米国大統領選の投開票日である11月5日まで1週間を切った。勝敗を決する激戦州の支持率はトランプ氏がリードを示す一方、その差は7州中4州で1%pt以内に留まるなど(10月29日時点)、選挙戦は予断を許さない状況だ。また、今後の経済政策を占ううえでは、大統領選と同時に実施される議会選の動向も重要となる。米大統領には法案提出や予算策定の権限はなく、ハリス・トランプ両候補が提案している財政政策等は議会との協力無しには実現し得ない。このため、2025年以降の米国の経済・物価動向は大統領選のみならず、上下院選の結果にも大きく依存する。

本稿では、11月5日に実施される米大統領選及び議会選の勝敗の組み合わせを、(乱数発生による)モンテカルロ法を用いてシミュレーションした。具体的には、各種世論調査を集計した「270toWin」及び「RealClearPolitics」による情勢分析を基に、1992~2020年の8回の大統領選の年における各種選挙の相関を考慮して、シナリオ別の確率を試算した。大統領候補の人気度合いは上下院選挙の各党候補の得票率に影響を与えると考えられるため(Coattail effect或いはdown-ballot effect)、大統領選と上下院選挙の結果に一定の相関を前提とし、本シミュレーションを実施している。

トリプルレッド(トランプ氏と共和党が上下院で勝利)の確立が49.9%

まず、大統領選を巡ってはトランプ氏勝利の確率が59.4%と、ハリス氏の40.2%を上回る。勝敗を決する激戦州の支持率では7州中6州でトランプ氏が小幅にリードしており(10月29日時点)、トランプ氏が過半数の選挙人を獲得する確率が相対的に高い。一方、激戦州におけるトランプ氏のリードは1%pt未満に留まる激戦州が多く、ハリス氏の逆転の可能性も決して低いわけではない。

また、両候補の獲得選挙人が269対269で並び、過半数に至らない確率は0.4%と、非常に低い確率に留まる。なお、一般投票を踏まえた選挙人投票(12月17日実施)で過半数に達する候補がいない場合、2025年1月に招集される連邦議会において、下院議員による投票(50州の代表が1票ずつ)で大統領、上院による投票(全議員100人の投票)で副大統領がそれぞれ選出される。

次に、上院は2年おきに3分の1議席が改選される(全100議席;現有議席:民主党:51、共和党:49)。2024年における改選34議席のうち、共和党は11議席に留まる一方、民主党が23議席(民主党寄りの無所属含む)に達するなど、上院は共和党が優勢とみられている。実際、改選後における議席数のシミュレーション結果は、共和党が51議席となる確率が76.9%に達する一方、民主党が51議席を超える可能性は10.5%と大幅に少ない。なお、両党の議席数が一致する50対50の確率は12.6%であり、この場合は副大統領が投票権を持つため、大統領選勝者の所属する政党が上院の第一党となる。

最後に、下院は2年おきに全435議席(現有議席:共和党:220、民主党:212、空席:3)が改選される。各種世論調査を集計した270toWinに基づくと(10月29日時点)、ほぼ当選が確実視される議席は共和党が184と、民主党の174よりも多い。このため、共和党が過半数の218議席を獲得する確率は61.5%となる一方、民主党が過半数を獲る確率は38.5%に留まる。とはいえ、両党とも非常に少ない差での第一党となる可能性が高く、両党の議席数の差が5議席以内(両党の獲得議席が215~220議席)に留まる可能性が32.0%に達する。

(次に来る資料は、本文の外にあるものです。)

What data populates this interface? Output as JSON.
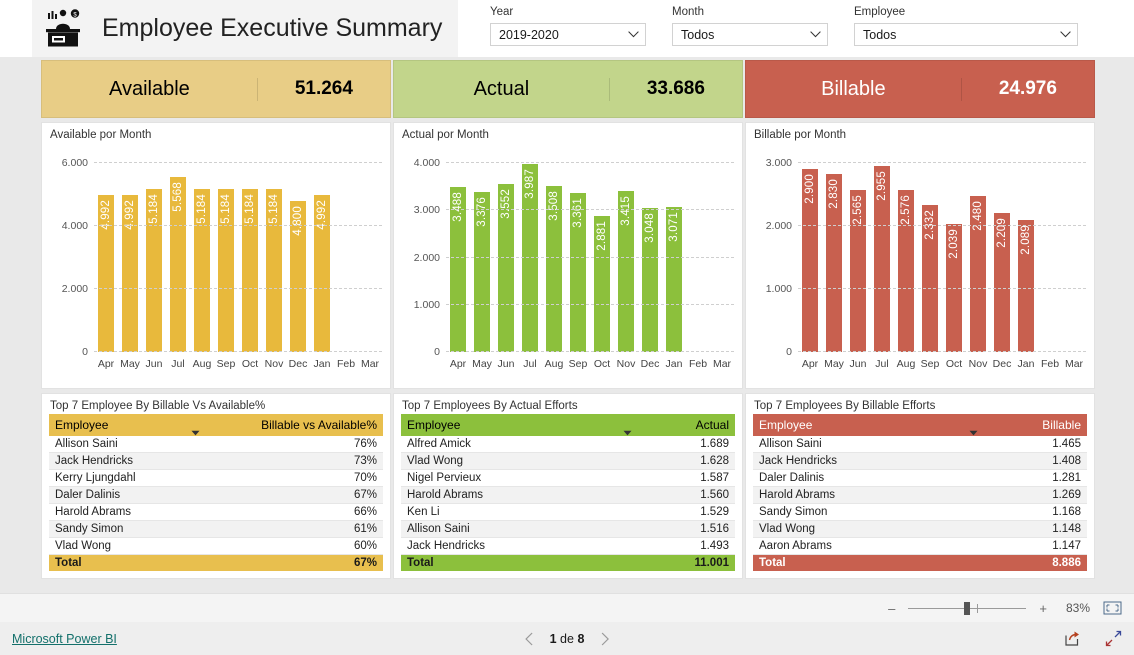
{
  "header": {
    "title": "Employee Executive Summary",
    "icon": "employee-dashboard-icon",
    "slicers": [
      {
        "label": "Year",
        "value": "2019-2020",
        "icon": "chevron-down-icon"
      },
      {
        "label": "Month",
        "value": "Todos",
        "icon": "chevron-down-icon"
      },
      {
        "label": "Employee",
        "value": "Todos",
        "icon": "chevron-down-icon"
      }
    ]
  },
  "colors": {
    "available_card": "#e8cd86",
    "available_bar": "#e8b93c",
    "actual_card": "#c2d58b",
    "actual_bar": "#8cc03c",
    "billable_card": "#c8604f",
    "billable_bar": "#c8604f",
    "brand_link": "#13706b"
  },
  "columns": [
    {
      "kpi": {
        "name": "Available",
        "value": "51.264",
        "name_color": "#1a1a1a",
        "value_color": "#1a1a1a"
      },
      "chart_title": "Available por Month",
      "table_title": "Top 7 Employee By Billable Vs Available%",
      "table_headers": {
        "name": "Employee",
        "value": "Billable vs Available%"
      },
      "rows": [
        {
          "name": "Allison Saini",
          "value": "76%"
        },
        {
          "name": "Jack Hendricks",
          "value": "73%"
        },
        {
          "name": "Kerry Ljungdahl",
          "value": "70%"
        },
        {
          "name": "Daler Dalinis",
          "value": "67%"
        },
        {
          "name": "Harold Abrams",
          "value": "66%"
        },
        {
          "name": "Sandy Simon",
          "value": "61%"
        },
        {
          "name": "Vlad Wong",
          "value": "60%"
        }
      ],
      "total": {
        "label": "Total",
        "value": "67%"
      }
    },
    {
      "kpi": {
        "name": "Actual",
        "value": "33.686",
        "name_color": "#1a1a1a",
        "value_color": "#1a1a1a"
      },
      "chart_title": "Actual por Month",
      "table_title": "Top 7 Employees By Actual Efforts",
      "table_headers": {
        "name": "Employee",
        "value": "Actual"
      },
      "rows": [
        {
          "name": "Alfred Amick",
          "value": "1.689"
        },
        {
          "name": "Vlad Wong",
          "value": "1.628"
        },
        {
          "name": "Nigel Pervieux",
          "value": "1.587"
        },
        {
          "name": "Harold Abrams",
          "value": "1.560"
        },
        {
          "name": "Ken Li",
          "value": "1.529"
        },
        {
          "name": "Allison Saini",
          "value": "1.516"
        },
        {
          "name": "Jack Hendricks",
          "value": "1.493"
        }
      ],
      "total": {
        "label": "Total",
        "value": "11.001"
      }
    },
    {
      "kpi": {
        "name": "Billable",
        "value": "24.976",
        "name_color": "#ffffff",
        "value_color": "#ffffff"
      },
      "chart_title": "Billable por Month",
      "table_title": "Top 7 Employees By Billable Efforts",
      "table_headers": {
        "name": "Employee",
        "value": "Billable"
      },
      "rows": [
        {
          "name": "Allison Saini",
          "value": "1.465"
        },
        {
          "name": "Jack Hendricks",
          "value": "1.408"
        },
        {
          "name": "Daler Dalinis",
          "value": "1.281"
        },
        {
          "name": "Harold Abrams",
          "value": "1.269"
        },
        {
          "name": "Sandy Simon",
          "value": "1.168"
        },
        {
          "name": "Vlad Wong",
          "value": "1.148"
        },
        {
          "name": "Aaron Abrams",
          "value": "1.147"
        }
      ],
      "total": {
        "label": "Total",
        "value": "8.886"
      }
    }
  ],
  "chart_data": [
    {
      "type": "bar",
      "title": "Available por Month",
      "xlabel": "",
      "ylabel": "",
      "ylim": [
        0,
        6000
      ],
      "yticks": [
        0,
        2000,
        4000,
        6000
      ],
      "ytick_labels": [
        "0",
        "2.000",
        "4.000",
        "6.000"
      ],
      "grid": true,
      "legend": "none",
      "bar_color": "#e8b93c",
      "categories": [
        "Apr",
        "May",
        "Jun",
        "Jul",
        "Aug",
        "Sep",
        "Oct",
        "Nov",
        "Dec",
        "Jan",
        "Feb",
        "Mar"
      ],
      "values": [
        4992,
        4992,
        5184,
        5568,
        5184,
        5184,
        5184,
        5184,
        4800,
        4992,
        null,
        null
      ],
      "data_labels": [
        "4.992",
        "4.992",
        "5.184",
        "5.568",
        "5.184",
        "5.184",
        "5.184",
        "5.184",
        "4.800",
        "4.992",
        "",
        ""
      ]
    },
    {
      "type": "bar",
      "title": "Actual por Month",
      "xlabel": "",
      "ylabel": "",
      "ylim": [
        0,
        4000
      ],
      "yticks": [
        0,
        1000,
        2000,
        3000,
        4000
      ],
      "ytick_labels": [
        "0",
        "1.000",
        "2.000",
        "3.000",
        "4.000"
      ],
      "grid": true,
      "legend": "none",
      "bar_color": "#8cc03c",
      "categories": [
        "Apr",
        "May",
        "Jun",
        "Jul",
        "Aug",
        "Sep",
        "Oct",
        "Nov",
        "Dec",
        "Jan",
        "Feb",
        "Mar"
      ],
      "values": [
        3488,
        3376,
        3552,
        3987,
        3508,
        3361,
        2881,
        3415,
        3048,
        3071,
        null,
        null
      ],
      "data_labels": [
        "3.488",
        "3.376",
        "3.552",
        "3.987",
        "3.508",
        "3.361",
        "2.881",
        "3.415",
        "3.048",
        "3.071",
        "",
        ""
      ]
    },
    {
      "type": "bar",
      "title": "Billable por Month",
      "xlabel": "",
      "ylabel": "",
      "ylim": [
        0,
        3000
      ],
      "yticks": [
        0,
        1000,
        2000,
        3000
      ],
      "ytick_labels": [
        "0",
        "1.000",
        "2.000",
        "3.000"
      ],
      "grid": true,
      "legend": "none",
      "bar_color": "#c8604f",
      "categories": [
        "Apr",
        "May",
        "Jun",
        "Jul",
        "Aug",
        "Sep",
        "Oct",
        "Nov",
        "Dec",
        "Jan",
        "Feb",
        "Mar"
      ],
      "values": [
        2900,
        2830,
        2565,
        2955,
        2576,
        2332,
        2039,
        2480,
        2209,
        2089,
        null,
        null
      ],
      "data_labels": [
        "2.900",
        "2.830",
        "2.565",
        "2.955",
        "2.576",
        "2.332",
        "2.039",
        "2.480",
        "2.209",
        "2.089",
        "",
        ""
      ]
    }
  ],
  "statusbar": {
    "zoom_minus": "–",
    "zoom_plus": "+",
    "zoom_percent": "83%",
    "fit_icon": "fit-to-page-icon"
  },
  "footer": {
    "brand": "Microsoft Power BI",
    "prev_icon": "chevron-left-icon",
    "next_icon": "chevron-right-icon",
    "page_current": "1",
    "page_of": "de",
    "page_total": "8",
    "share_icon": "share-icon",
    "fullscreen_icon": "fullscreen-icon"
  }
}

こうした各選挙の動向、及び選挙間の過去の相関性を考慮すると、大統領選および議会選の結果の組み合わせは以下の通りと試算される。まず、トランプ氏勝利及び上下院で共和党が制する「トリプルレッド」の確率が49.4%と、最も実現確率が高い。一方、ハリス氏が勝利する場合、少なくとも上下院のどちらかで共和党が勝利するシナリオの確率が23.8%と、上下院も民主党が勝利する「トリプルブルー」(16.4%)よりも実現性が高い。前述のとおり、この背景には上院が圧倒的に共和党優勢であり、民主党が上院を制することが困難であることが指摘できる。